Simulate genetic data, including genotypes, phenotype status and liabilities, for individuals.
sim_no_family(n, m, q, hsq, k, path)
n | number of genotypes (individuals). |
---|---|
m | number of SNPS per genotype. |
q | number of causal SNPs, i.e. SNPs that effect chances of having the phenotype. |
hsq | squared heritability parameter. |
k | prevalence of phenotype. |
path | directory where the files will be stored. If nothing is
specified, |
Does not return any value, but prints the following five files to
the path
parameter specified in the function call:
Three text files:
beta.txt - a file of m
rows with one column. The i'th row is
the true effect of the i'th SNP.
MAFs.txt - a file of m
rows with one column. The i'th row is
the true Minor Allelle Frequency of the i'th SNP.
phenotypes.txt - a file of n
rows. The file contains the
phenotype status and liability of each individual.
genotypes.map - a file created such that PLINK will work with the genotype data.
genotypes.ped - the simulated genotypes in a PLINK-readable format.

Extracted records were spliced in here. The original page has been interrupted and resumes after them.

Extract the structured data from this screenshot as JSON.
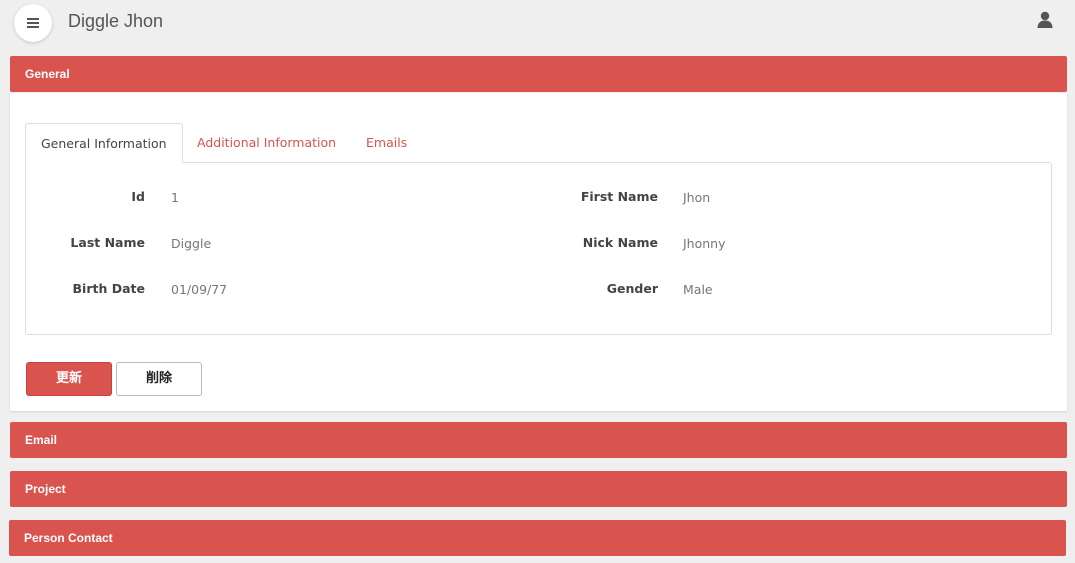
{
  "header": {
    "title": "Diggle Jhon"
  },
  "panels": {
    "general": {
      "label": "General"
    },
    "email": {
      "label": "Email"
    },
    "project": {
      "label": "Project"
    },
    "person_contact": {
      "label": "Person Contact"
    }
  },
  "tabs": [
    {
      "label": "General Information",
      "active": true
    },
    {
      "label": "Additional Information",
      "active": false
    },
    {
      "label": "Emails",
      "active": false
    }
  ],
  "fields": {
    "id": {
      "label": "Id",
      "value": "1"
    },
    "first_name": {
      "label": "First Name",
      "value": "Jhon"
    },
    "last_name": {
      "label": "Last Name",
      "value": "Diggle"
    },
    "nick_name": {
      "label": "Nick Name",
      "value": "Jhonny"
    },
    "birth_date": {
      "label": "Birth Date",
      "value": "01/09/77"
    },
    "gender": {
      "label": "Gender",
      "value": "Male"
    }
  },
  "actions": {
    "update_label": "更新",
    "delete_label": "削除"
  },
  "icons": {
    "menu": "hamburger-icon",
    "user": "user-icon"
  },
  "colors": {
    "accent": "#d9534f",
    "background": "#efefef"
  }
}
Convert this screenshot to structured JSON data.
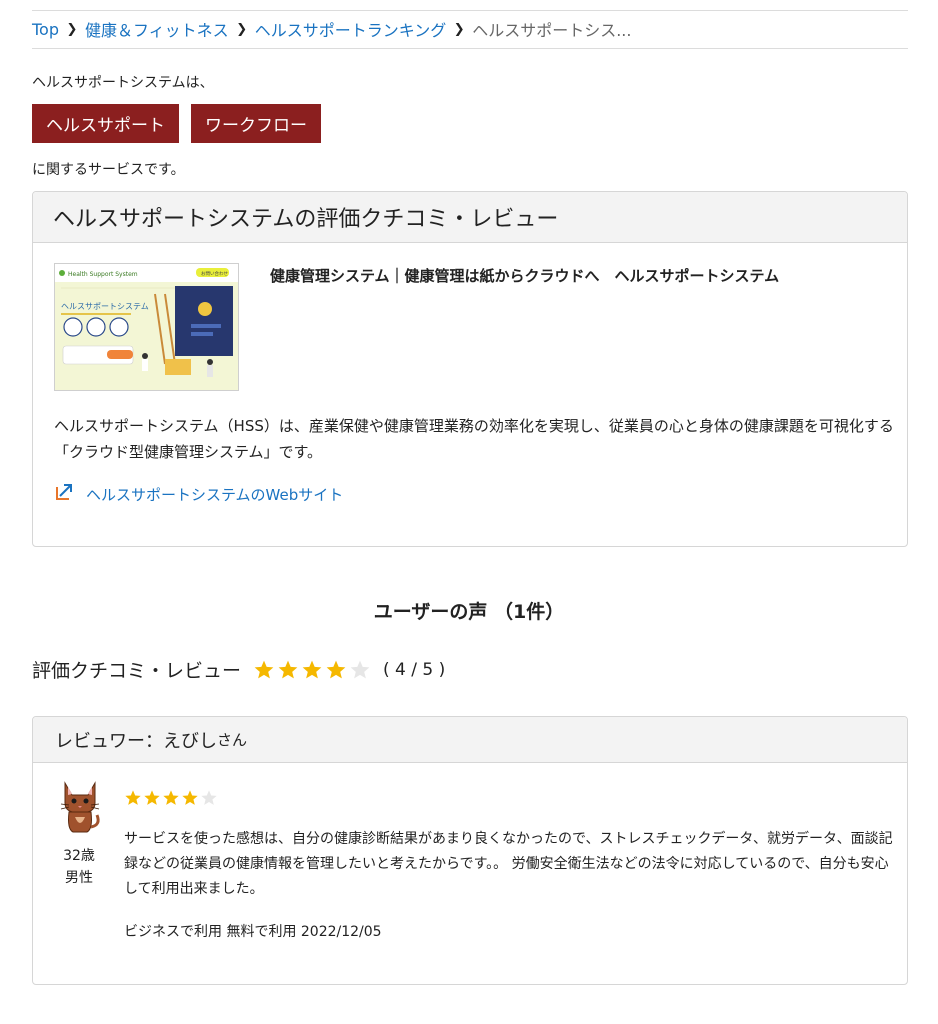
{
  "breadcrumb": {
    "items": [
      "Top",
      "健康＆フィットネス",
      "ヘルスサポートランキング"
    ],
    "current": "ヘルスサポートシス..."
  },
  "intro": {
    "before": "ヘルスサポートシステムは、",
    "tags": [
      "ヘルスサポート",
      "ワークフロー"
    ],
    "after": "に関するサービスです。"
  },
  "product": {
    "card_title": "ヘルスサポートシステムの評価クチコミ・レビュー",
    "title": "健康管理システム｜健康管理は紙からクラウドへ　ヘルスサポートシステム",
    "description": "ヘルスサポートシステム（HSS）は、産業保健や健康管理業務の効率化を実現し、従業員の心と身体の健康課題を可視化する「クラウド型健康管理システム」です。",
    "website_link": "ヘルスサポートシステムのWebサイト",
    "thumbnail": {
      "header": "Health Support System",
      "headline": "ヘルスサポートシステム",
      "badge": "お問い合わせ"
    }
  },
  "voices": {
    "title": "ユーザーの声 （1件）"
  },
  "rating": {
    "label": "評価クチコミ・レビュー",
    "value": 4,
    "max": 5,
    "score_text": "( 4 / 5 )"
  },
  "review": {
    "reviewer_prefix": "レビュワー：",
    "reviewer_name": "えびし",
    "reviewer_suffix": "さん",
    "age": "32歳",
    "gender": "男性",
    "stars": 4,
    "text": "サービスを使った感想は、自分の健康診断結果があまり良くなかったので、ストレスチェックデータ、就労データ、面談記録などの従業員の健康情報を管理したいと考えたからです。。 労働安全衛生法などの法令に対応しているので、自分も安心して利用出来ました。",
    "meta": "ビジネスで利用 無料で利用 2022/12/05"
  },
  "colors": {
    "tag_bg": "#8b1f1f",
    "link": "#1a73c1",
    "star_on": "#f5b800",
    "star_off": "#e6e6e6",
    "external_icon": "#e8762b"
  }
}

As this function does not include family history, its resulting data cannot
be used by assign_ltfh_phenotype()
or
assign_GWAX_phenotype()
.
For the methodology behind the simulation, see
vignette("liability-distribution")
.
sim_no_family()
makes use of parallel computation in order to
decrease the running time. As at least one CPU core is left unused, the user
should be able to do other work while the simulation is running.
Simulating large datasets takes time and generates large files. For details
on time complexity and required disk space, see
vignette("sim-benchmarks")
.
The largest file generated is genotypes.ped
. See convert_geno_file()
to convert it
to another file format, thereby reducing its size significantly.